Sixty or more million years ago, what we know today as peninsular India was a separate land-mass drifting northwest across the ocean towards central Asia. Current geological thinking has it that this mass must originally have broken off the African continent along a fault line that is today discernible as a north–south ridge of volcanic mountains, stretching 1400km down the west coast of India, known as the Western Ghats. The range rises to a height of around 2500m, making it India’s second-highest mountain chain after the Himalayas.

Forming a natural barrier between the Tamil plains and coastal Kerala and Karnataka, the Ghats (literally “steps”) soak up the bulk of the southwest monsoon, which drains east to the Bay of Bengal via the mighty Kaveri and Krishna river systems. The massive amount of rain that falls here between June and October (around 2.5m) allows for an incredible biodiversity. Nearly one-third of all of India’s flowering plants can be found in the dense evergreen and mixed deciduous forests cloaking the Ghats, while the woodland undergrowth supports the Subcontinent’s richest array of wildlife.

It was this abundance of game, and the cooler temperatures of the range’s high valleys and grasslands, that first attracted the sun-sick British, who were quick to see the economic potential of the temperate climate, fecund soil and plentiful rainfall. As the forests were felled to make way for tea plantations, and the region’s many tribal groups – among them the Todas – were forced deeper into the mountains, permanent hill-stations were established. Today, as in the days of the Raj, these continue to provide welcome escapes from the fierce summer heat for the middle-class Tamils, and foreign tourists, who can afford the break.

Much the best known of the hill-resorts – in fact better known, and more visited, than it deserves – is Udhagamandalam (formerly Ootacamund, and usually known just as “Ooty”), in the Nilgiris (from nila-giri, “blue mountains”). The ride up to Ooty on the miniature railway via Coonoor is fun, and the views breathtaking, but the town centre suffers from heavy traffic pollution and has little to offer. Further south and reached by a scenic switchback road, the other main hill station is Kodaikanal. The lovely walks around town provide views and fresh air in abundance, while the bustle of Indian tourists around the lake makes a pleasant change from life in the city.
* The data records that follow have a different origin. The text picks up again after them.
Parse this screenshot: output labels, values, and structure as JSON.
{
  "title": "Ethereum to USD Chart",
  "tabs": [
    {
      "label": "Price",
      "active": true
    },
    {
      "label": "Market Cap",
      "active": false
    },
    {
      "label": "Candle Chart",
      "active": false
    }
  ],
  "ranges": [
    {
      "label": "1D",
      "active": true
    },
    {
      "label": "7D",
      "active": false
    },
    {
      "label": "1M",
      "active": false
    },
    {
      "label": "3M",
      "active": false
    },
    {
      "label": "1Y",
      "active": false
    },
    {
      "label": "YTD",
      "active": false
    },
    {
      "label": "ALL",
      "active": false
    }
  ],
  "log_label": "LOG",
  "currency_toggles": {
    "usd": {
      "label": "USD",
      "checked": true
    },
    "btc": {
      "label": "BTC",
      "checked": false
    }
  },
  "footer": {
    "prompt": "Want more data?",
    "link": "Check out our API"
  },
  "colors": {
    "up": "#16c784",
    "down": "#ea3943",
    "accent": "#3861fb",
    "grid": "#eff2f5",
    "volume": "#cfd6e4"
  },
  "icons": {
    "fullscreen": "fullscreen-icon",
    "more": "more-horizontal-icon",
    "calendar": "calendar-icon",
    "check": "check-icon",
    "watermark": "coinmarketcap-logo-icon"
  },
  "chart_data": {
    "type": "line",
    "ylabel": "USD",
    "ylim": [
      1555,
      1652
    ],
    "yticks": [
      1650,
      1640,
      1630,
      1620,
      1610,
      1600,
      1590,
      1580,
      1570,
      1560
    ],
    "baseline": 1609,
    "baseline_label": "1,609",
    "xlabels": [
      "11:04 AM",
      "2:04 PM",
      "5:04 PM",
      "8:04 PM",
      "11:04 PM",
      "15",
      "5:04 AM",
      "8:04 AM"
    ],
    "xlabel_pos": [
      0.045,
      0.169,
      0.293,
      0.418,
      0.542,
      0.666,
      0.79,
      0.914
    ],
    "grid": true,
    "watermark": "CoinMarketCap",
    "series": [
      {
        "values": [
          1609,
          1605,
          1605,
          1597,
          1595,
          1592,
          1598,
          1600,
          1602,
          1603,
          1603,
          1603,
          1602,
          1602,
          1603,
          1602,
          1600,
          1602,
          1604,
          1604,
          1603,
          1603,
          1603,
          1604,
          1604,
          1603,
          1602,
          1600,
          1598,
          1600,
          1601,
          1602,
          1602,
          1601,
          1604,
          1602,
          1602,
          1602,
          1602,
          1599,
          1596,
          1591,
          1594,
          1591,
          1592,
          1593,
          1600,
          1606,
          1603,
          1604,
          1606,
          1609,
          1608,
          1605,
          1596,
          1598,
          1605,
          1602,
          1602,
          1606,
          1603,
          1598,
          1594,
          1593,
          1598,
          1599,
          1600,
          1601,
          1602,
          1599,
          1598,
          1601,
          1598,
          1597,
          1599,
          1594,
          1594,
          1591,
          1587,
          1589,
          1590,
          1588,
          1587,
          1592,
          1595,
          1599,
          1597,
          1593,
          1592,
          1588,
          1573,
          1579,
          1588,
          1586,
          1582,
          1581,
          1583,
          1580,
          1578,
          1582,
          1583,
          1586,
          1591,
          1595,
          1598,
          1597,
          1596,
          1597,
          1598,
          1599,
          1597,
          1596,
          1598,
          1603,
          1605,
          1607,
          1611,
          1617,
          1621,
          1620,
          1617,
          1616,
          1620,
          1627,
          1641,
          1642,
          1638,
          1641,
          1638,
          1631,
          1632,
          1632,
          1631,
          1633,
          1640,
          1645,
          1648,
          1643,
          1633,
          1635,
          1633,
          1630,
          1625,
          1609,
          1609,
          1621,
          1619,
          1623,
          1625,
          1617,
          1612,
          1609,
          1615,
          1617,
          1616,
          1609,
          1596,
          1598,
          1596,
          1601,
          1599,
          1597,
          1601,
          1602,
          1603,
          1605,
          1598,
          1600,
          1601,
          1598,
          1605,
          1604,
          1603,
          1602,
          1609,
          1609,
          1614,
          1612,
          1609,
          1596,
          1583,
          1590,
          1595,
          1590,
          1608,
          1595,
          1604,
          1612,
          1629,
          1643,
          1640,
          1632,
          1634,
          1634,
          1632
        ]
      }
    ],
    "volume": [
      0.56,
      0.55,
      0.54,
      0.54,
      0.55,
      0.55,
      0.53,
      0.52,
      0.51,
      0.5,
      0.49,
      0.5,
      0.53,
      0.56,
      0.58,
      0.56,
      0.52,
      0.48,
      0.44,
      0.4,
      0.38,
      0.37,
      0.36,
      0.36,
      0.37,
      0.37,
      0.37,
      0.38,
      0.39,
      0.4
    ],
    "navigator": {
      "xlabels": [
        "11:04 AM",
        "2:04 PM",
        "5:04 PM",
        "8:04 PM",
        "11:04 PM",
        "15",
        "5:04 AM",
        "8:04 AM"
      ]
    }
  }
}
The forest areas lining the state border harbour Tamil Nadu’s principal wildlife sanctuaries, Indira Gandhi and Mudumalai which comprise part of the vast Nilgiri Biosphere Reserve, the country’s most extensive tract of protected forest. Road building, illegal felling, hydroelectric projects and overgrazing have whittled away large parts of this huge wilderness area over the past two decades, but what’s left still constitutes home to an array of wildlife. The main route between Mysore and the cities of the Tamil plains wriggles through the Nilgiris, and you may well find yourself pausing for a night or two along the way. Whichever direction you’re travelling in, a stopover at the dull textile city of Coimbatore is hard to avoid.